Maybe when you have nearly 30,000 active cases a day, the risk of dying in middleage of bloodclots seems more attractive, even if it is a low risk statistically.

SlipperyDippery · 10/07/2021 06:45

I think you can see from my post above saying I think Aus will deal with this outbreak and then improve its vaccine roll out that I’m not someone who is any way negative about their covid response, which I think has been a huge success. However I don’t think those that have made the point about longevity are “gloating”.

In the UK (England at least, but I think other nations similar), there is still a cohort of scientists who want to push for zero covid. The fact that a nation that has done that (and so far succeeded) is unlikely to be able to maintain it in the medium to long term is actually very relevant to that issue.

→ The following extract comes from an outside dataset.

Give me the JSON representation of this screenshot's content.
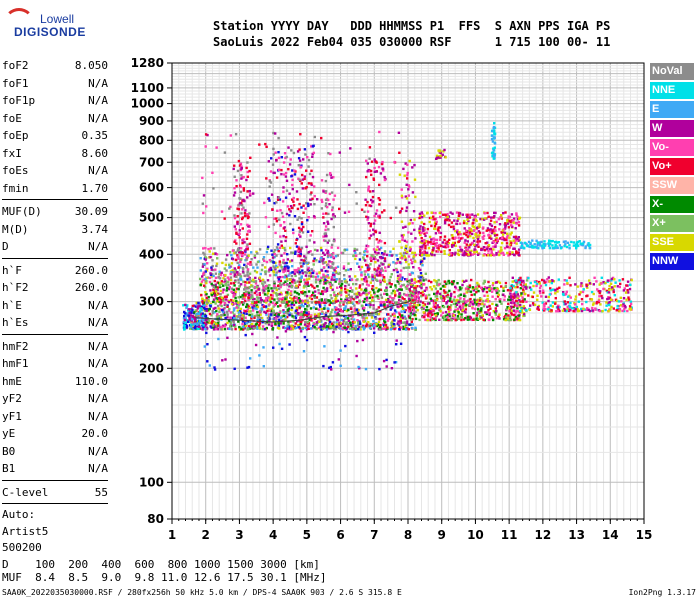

would prefer better vaccines than the AZ, which has cost the country millions of dollars to secure and proven so disappointing/alarming in its results

Astra Zeneca is neither disappointing nor alarming. If someone had said in March 2020 we would have a vaccine like Astra Zeneca available from late 2020 with the results it produces we would have all got the champagne out. It is also likely to be the jab which helps some of the most vulnerable communities in the world, as the logistical difficulties surrounding the mRNA vaccines means they’re not going to be easy to distribute in rural Bangladesh for example (not to mention it being provided at cost). I cannot bear the excessive slagging off of this vaccine.

unwuthering · 10/07/2021 07:45

Astra Zeneca is neither disappointing nor alarming.

Well, it seems that way to many Australians, which is what this thread is apparently about.

A number of really quite young Australians have died as a direct result of the AZ vaccine. With a tiny rollout, and deaths occurring at the very start of that shambolic rollout, it has been off-putting in the extreme.